Reading Ed’s piece made me think of Nicholas Carr’s new book, Superbloom: How Technologies of Connection Tear Us Apart, which piqued my interest when I read this excellent review of it by Philip Ball in the LA Review of Books:
With older media, the friction of the interface provided some space for reflection and hierarchizing significance. What was on the front pages or what led the news bulletins was what we heeded most. Music had to be sought out and didn’t come with an infinite stream of more. Digitization has become a “universal solvent” for all information, fed to the same device on the same platform with a convenience and ease that becomes a curse. We have evolved to seek, says Carr, but with the internet, there is no natural curb to that desire, and never any sense of satiation. Reality can’t compete with the internet’s steady diet of novelty and shallow, ephemeral rewards.
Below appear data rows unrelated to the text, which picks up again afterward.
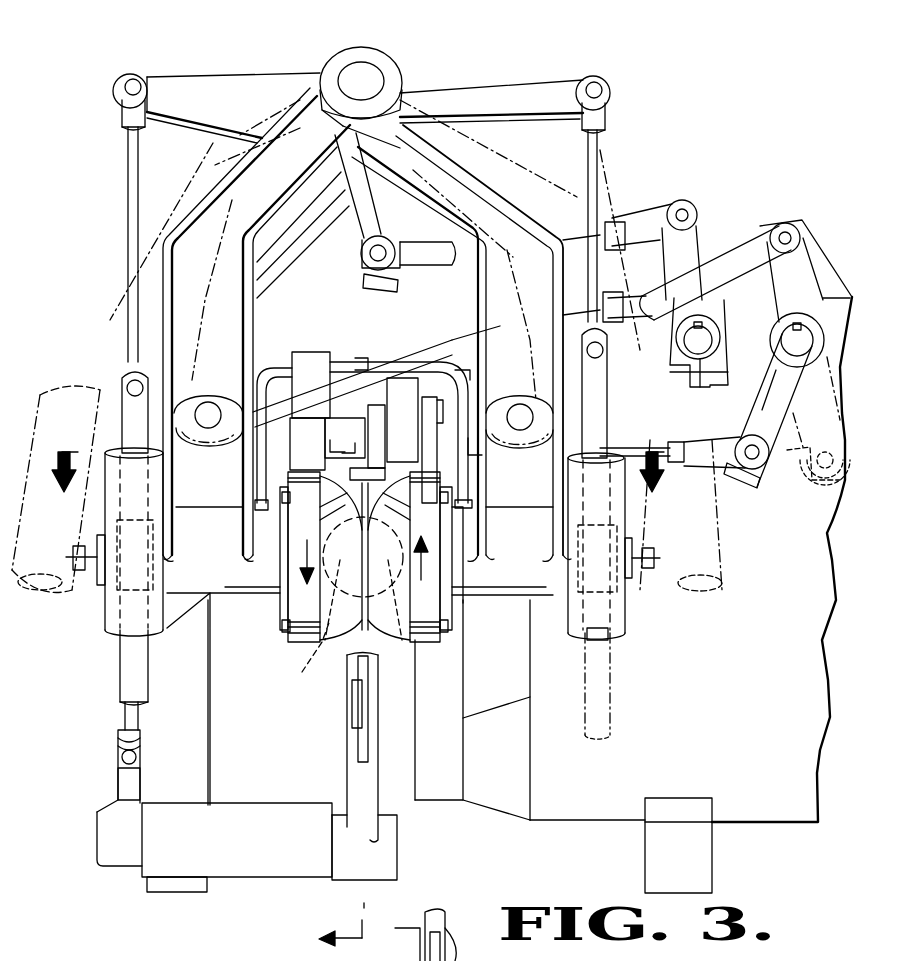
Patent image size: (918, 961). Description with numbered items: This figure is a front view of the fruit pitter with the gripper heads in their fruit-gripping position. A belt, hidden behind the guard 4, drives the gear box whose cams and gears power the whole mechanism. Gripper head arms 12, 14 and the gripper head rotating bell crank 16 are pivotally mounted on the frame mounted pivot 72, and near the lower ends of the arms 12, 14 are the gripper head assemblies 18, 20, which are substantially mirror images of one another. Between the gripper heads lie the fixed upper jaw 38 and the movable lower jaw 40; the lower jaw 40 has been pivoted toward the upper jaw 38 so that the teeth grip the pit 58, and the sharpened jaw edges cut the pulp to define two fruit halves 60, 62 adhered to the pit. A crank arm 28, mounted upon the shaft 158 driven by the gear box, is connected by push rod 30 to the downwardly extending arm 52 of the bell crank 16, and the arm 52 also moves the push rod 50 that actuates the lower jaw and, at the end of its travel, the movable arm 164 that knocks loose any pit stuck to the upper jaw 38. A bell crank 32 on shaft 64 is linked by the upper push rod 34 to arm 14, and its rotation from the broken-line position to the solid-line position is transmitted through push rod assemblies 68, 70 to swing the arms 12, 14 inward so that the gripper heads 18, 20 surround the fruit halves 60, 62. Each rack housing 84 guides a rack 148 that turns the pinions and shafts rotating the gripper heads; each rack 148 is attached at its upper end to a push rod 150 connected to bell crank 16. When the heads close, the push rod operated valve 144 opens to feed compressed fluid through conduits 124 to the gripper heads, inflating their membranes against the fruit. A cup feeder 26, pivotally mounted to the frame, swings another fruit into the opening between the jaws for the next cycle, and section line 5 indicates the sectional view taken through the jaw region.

The gripper head arm 12 is at (540, 280).
The gripper head arm 14 is at (184, 278).
The gripper head rotating belt crank 16 is at (492, 96).
The gripper head assembly 18 is at (441, 649).
The gripper head assembly 20 is at (283, 647).
The cup feeder 26 is at (350, 772).
The crank arm 28 is at (692, 235).
The push rod 30 is at (572, 237).
The bell crank 32 is at (806, 267).
The upper push rod 34 is at (464, 350).
The upper jaw 38 is at (353, 497).
The lower jaw 40 is at (372, 652).
The push rod 50 is at (443, 935).
The arm 52 is at (356, 240).
The pit 58 is at (280, 626).
The fruit half 60 is at (416, 650).
The fruit half 62 is at (306, 658).
The shaft 64 is at (802, 336).
The push rod assembly 68 is at (712, 470).
The push rod assembly 70 is at (732, 248).
The pivot 72 is at (372, 76).
The rack housing 84 is at (106, 618).
The conduit 124 is at (268, 377).
The push rod operated valve 144 is at (316, 352).
The rack 148 is at (128, 420).
The push rod 150 is at (128, 176).
The shaft 158 is at (702, 338).
The movable arm 164 is at (380, 470).
The guard 4 is at (355, 482).
The section line 5 is at (328, 931).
The ease of the user interface, congenial even to babies, creates no opportunity for what writer Antón Barba-Kay calls “disciplined acculturation.”
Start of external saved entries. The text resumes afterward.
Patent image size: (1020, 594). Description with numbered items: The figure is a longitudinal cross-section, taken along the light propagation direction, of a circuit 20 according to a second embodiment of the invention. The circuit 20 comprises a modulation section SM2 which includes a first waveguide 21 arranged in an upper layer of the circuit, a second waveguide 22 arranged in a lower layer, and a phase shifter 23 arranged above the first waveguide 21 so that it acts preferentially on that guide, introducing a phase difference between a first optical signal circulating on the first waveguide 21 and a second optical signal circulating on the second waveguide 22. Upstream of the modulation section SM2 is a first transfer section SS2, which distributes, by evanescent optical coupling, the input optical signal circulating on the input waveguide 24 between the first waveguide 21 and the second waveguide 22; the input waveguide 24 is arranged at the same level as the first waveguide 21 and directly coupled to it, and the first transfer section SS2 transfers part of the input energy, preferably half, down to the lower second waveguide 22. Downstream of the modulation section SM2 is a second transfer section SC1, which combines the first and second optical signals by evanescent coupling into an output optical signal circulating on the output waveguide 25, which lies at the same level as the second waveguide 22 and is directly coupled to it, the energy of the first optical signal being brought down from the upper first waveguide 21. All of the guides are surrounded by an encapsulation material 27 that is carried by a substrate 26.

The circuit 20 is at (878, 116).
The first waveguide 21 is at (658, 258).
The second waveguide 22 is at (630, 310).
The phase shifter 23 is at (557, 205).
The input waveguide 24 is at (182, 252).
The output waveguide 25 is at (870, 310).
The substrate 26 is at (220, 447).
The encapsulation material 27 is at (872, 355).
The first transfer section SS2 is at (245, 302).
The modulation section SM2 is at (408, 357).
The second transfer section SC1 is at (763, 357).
Kevin Kelly just posted a list of travel tips from 50 years of travel and there are so many excellent pieces of advice in there. Worth reading now, and while you’re planning your next trip.
Turns out having a “second stomach” for dessert is kinda scientifically accurate.
Enjoyed this piece by Jaya Saxena about “childish” comfort foods:
Americans have never not wanted things like mozzarella sticks and chicken tenders. But lately there has been an air of fervor around the simple, the lightly childish, the don’t-make-me-think-too-hard foods. The reverence for craft, artisanal, personal foods has led to a certain exhaustion with fussiness, and an embrace of what is good and uncomplicated. We don’t want to be challenged. We don’t want to think. We just want to laugh at the sheer stupidity when we see the menu. This is LOLfood.
I think a lot about retirement these days: not just how I will be financially prepared, but about how to pass the time, when to retire, where to find fulfillment, and even if my career will be able to take me into retirement age in a world where a younger workforce is desired over an older one. This piece by Cathrin Bradbury on the end of retirement was a sobering look at what work — and retiring from work — will look like as we age.
I’ve read quite a few great things about parenting over the last few years since becoming a father, but this short paragraph by gowns (via Kottke) made me tear up a little and it’s worth quoting in full:
man the crazy thing about babies is that like, some people would think that reading a baby a book about farm animals is teaching them about farm animals, but really it's teaching them about the concept of a book and how there's new information on each page of a single object, but really, beyond that, it's teaching them how language works, and beyond that it's really actually teaching them about human interaction, and really really it's them learning about existing in a three-dimensional space and how they can navigate that space, but actually, above all it is teaching them that mama loves them.
Our little one isn’t a baby anymore, but reading to her is still one of my favorite things to do.